Monday, 25 de November de 2024 ISSN 1519-7670 - Ano 24 - nº 1315

A hora das manobras

Com a redução da intensidade das manifestações de rua, a imprensa volta a se concentrar em Brasília e retoma o modelo do jornalismo de declarações. Até mesmo o ex-governador José Serra, que estava em uma espécie de exílio político havia oito meses, ressurgiu no cenário: depois de aparecer no programa Roda Viva, da TV Culturade São Paulo, na semana passada, sua participação em reuniões com a cúpula do governo paulista é destacada pela Folha de S.Paulo.

Na segunda-feira (1/7), o protagonista do Roda Viva foi o ex-presidente Fernando Henrique Cardoso, cujas declarações também são transcritas diretamente para as páginas dos jornais no dia seguinte.

A própria Folha faz uma espécie de balanço do refluxo de protestos, exibindo na primeira página duas fotografias de passeatas ocorridas no mesmo lugar, na zona Oeste de São Paulo: uma na segunda-feira (1/7), com uma centena de manifestantes que protestavam contra o presidente do Senado, Renan Calheiros, e outra ocorrida há duas semanas, com 65 mil pessoas exigindo o congelamento das tarifas de transporte público.

Os jornais registram a pulverização das manifestações e de suas causas, e nem mesmo o movimento dos transportadores rodoviários conseguiu chamar tanta atenção quanto as ondas que invadiram as grandes cidades no mês passado.

No momento em que as instituições da República digerem e tentam dar uma resposta aos protestos massivos que exprimiam o descontentamento geral com a política e os políticos, as expressões isoladas, mesmo quando grandes caminhões bloqueiam rodovias, têm menos importância, ainda que os jornais as publiquem em manchete.

Reivindicações específicas ainda têm canais eficientes para negociação dentro das instituições e não precisam necessariamente paralisar o país. A menos que, por trás delas, haja outros interesses, como ocorreu no Chile em 1973, quando os transportadores se colocaram a serviço de empresários e militares golpistas assessorados pelo governo dos Estados Unidos.

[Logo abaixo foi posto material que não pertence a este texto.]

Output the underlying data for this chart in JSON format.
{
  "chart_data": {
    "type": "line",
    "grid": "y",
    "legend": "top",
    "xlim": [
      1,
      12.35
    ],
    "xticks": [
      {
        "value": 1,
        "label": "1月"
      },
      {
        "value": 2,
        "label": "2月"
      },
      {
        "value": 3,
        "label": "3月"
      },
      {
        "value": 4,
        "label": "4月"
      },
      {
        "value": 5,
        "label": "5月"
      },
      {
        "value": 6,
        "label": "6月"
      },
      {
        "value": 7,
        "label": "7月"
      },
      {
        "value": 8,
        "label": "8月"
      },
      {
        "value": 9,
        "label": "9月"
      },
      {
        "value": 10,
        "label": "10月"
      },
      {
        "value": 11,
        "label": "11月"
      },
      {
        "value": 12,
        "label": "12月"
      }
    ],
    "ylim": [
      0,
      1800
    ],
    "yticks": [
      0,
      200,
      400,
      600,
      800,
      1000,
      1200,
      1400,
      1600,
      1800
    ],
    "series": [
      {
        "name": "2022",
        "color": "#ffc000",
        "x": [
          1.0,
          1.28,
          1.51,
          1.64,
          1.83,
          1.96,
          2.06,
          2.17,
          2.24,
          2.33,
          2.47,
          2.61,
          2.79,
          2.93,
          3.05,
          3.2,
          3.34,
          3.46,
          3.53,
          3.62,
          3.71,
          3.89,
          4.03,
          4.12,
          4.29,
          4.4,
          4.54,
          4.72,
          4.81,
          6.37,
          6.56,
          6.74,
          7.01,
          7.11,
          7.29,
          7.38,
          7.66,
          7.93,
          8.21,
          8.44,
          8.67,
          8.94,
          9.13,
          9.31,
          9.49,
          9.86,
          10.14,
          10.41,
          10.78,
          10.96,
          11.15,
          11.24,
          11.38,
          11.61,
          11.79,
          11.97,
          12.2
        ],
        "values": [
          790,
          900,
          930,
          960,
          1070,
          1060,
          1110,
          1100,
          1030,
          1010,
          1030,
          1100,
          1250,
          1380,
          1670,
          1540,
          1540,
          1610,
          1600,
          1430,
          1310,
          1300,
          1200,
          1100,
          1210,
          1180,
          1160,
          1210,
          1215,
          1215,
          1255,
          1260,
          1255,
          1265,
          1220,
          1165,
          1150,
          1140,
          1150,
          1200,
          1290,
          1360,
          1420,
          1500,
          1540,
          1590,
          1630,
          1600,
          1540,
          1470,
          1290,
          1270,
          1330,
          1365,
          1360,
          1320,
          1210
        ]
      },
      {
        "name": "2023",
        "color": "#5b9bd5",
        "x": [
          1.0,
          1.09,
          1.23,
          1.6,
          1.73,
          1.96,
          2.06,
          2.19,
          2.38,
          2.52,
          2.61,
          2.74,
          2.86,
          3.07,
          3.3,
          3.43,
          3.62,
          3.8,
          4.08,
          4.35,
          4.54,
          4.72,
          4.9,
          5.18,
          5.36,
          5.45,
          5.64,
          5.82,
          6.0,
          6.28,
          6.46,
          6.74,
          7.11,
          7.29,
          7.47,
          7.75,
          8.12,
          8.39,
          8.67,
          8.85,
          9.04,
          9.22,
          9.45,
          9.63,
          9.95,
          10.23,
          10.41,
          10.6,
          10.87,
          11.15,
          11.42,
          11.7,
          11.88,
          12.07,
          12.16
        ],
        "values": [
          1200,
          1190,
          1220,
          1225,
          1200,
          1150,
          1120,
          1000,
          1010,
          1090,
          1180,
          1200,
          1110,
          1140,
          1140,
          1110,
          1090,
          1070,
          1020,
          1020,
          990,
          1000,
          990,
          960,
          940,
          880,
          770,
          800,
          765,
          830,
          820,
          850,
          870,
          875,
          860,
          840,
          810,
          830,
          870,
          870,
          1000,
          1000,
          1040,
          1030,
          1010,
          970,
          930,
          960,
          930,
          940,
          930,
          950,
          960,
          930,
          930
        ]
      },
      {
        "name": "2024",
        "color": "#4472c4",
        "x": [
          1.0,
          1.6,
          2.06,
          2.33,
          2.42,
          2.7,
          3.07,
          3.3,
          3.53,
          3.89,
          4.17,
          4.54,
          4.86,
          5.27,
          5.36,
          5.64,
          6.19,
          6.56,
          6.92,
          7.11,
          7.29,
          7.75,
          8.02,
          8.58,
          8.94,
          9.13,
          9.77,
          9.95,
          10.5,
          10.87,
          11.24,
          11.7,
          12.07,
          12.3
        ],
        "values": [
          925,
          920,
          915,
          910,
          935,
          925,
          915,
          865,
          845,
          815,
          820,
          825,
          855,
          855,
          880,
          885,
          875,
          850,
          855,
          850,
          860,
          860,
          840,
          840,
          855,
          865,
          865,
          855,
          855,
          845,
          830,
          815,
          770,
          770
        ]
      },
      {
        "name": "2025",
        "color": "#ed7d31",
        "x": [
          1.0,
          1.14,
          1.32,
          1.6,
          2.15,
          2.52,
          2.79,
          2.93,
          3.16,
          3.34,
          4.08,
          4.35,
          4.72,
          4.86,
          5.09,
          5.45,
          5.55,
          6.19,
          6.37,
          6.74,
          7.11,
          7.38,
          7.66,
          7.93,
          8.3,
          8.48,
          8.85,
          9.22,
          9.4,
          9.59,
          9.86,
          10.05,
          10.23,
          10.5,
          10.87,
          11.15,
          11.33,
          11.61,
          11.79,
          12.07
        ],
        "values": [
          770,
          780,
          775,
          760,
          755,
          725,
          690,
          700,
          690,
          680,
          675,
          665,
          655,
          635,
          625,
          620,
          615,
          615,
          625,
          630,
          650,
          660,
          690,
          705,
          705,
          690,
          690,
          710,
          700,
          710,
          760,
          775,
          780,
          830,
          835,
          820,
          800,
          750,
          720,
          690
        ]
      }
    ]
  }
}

No mais, se um repórter perguntasse a manifestantes que pararam o trânsito no Largo da Batata, em São Paulo, por que eles desejam ver o senador Renan Calheiros fora do cargo, é muito provável que poucos deles se lembrariam da razão do protesto. Da mesma forma, têm ocorrido pelo país afora bloqueios e manifestações com dez ou vinte pessoas, que conseguem paralisar avenidas e estradas, sem que os rebeldes saibam dizer exatamente por que estão protestando.

Desviando o debate

A vitória da seleção brasileira na Copa das Confederações esvaziou os protestos contra a realização da Copa do Mundo, por revelar que, mesmo sob mobilizações massivas nas grandes cidades, o Brasil segue gostando muito de futebol e apreciando receber visitas. Além disso, uma vez que a televisão deixe de mostrar grandes mobilizações nos programas populares geralmente dedicados ao noticiário policial, a tendência é que os protestos pulverizados acabem se esvaziando. Por esse motivo, torna-se relevante observar as escolhas da imprensa, uma vez que o jornalismo declaratório é campo fértil para manipulações.

Considerando-se correta a pesquisa Datafolha, 73% dos brasileiros são a favor da convocação de uma Constituinte exclusiva para a reforma política. Levando-se em conta uma relativa e natural confusão entre Constituinte e plebiscito, o que se deve analisar é o desejo geral de que a reforma política seja feita rapidamente e sem o protagonismo central dos atuais integrantes do Congresso Nacional. Portanto, a decisão da presidente da República de enviar ao Congresso uma proposta de consulta popular, antecipando dois temas centrais – financiamento de campanha e sistema de votação –, está em sintonia com o núcleo das manifestações que começaram formalmente com a questão das tarifas de transporte.

Interessante notar que a imprensa “escondeu” a informação de que a maioria dos brasileiros quer exatamente isso, e começa a dar espaço para declarações que desviam o debate desse eixo central, como as falas do ex-governador José Serra e do ex-presidente Fernando Henrique Cardoso.

Se há uma crise institucional gerada pela insatisfação da sociedade, e se é colocada sobre a mesa uma solução aceita pela maioria, qual seria o interesse em desviar o debate e boicotar a realização da consulta popular, propondo que seja realizada junto com a eleição presidencial de 2014?

Não é preciso ser colunista de jornal para entender as intenções por trás dessa estratégia.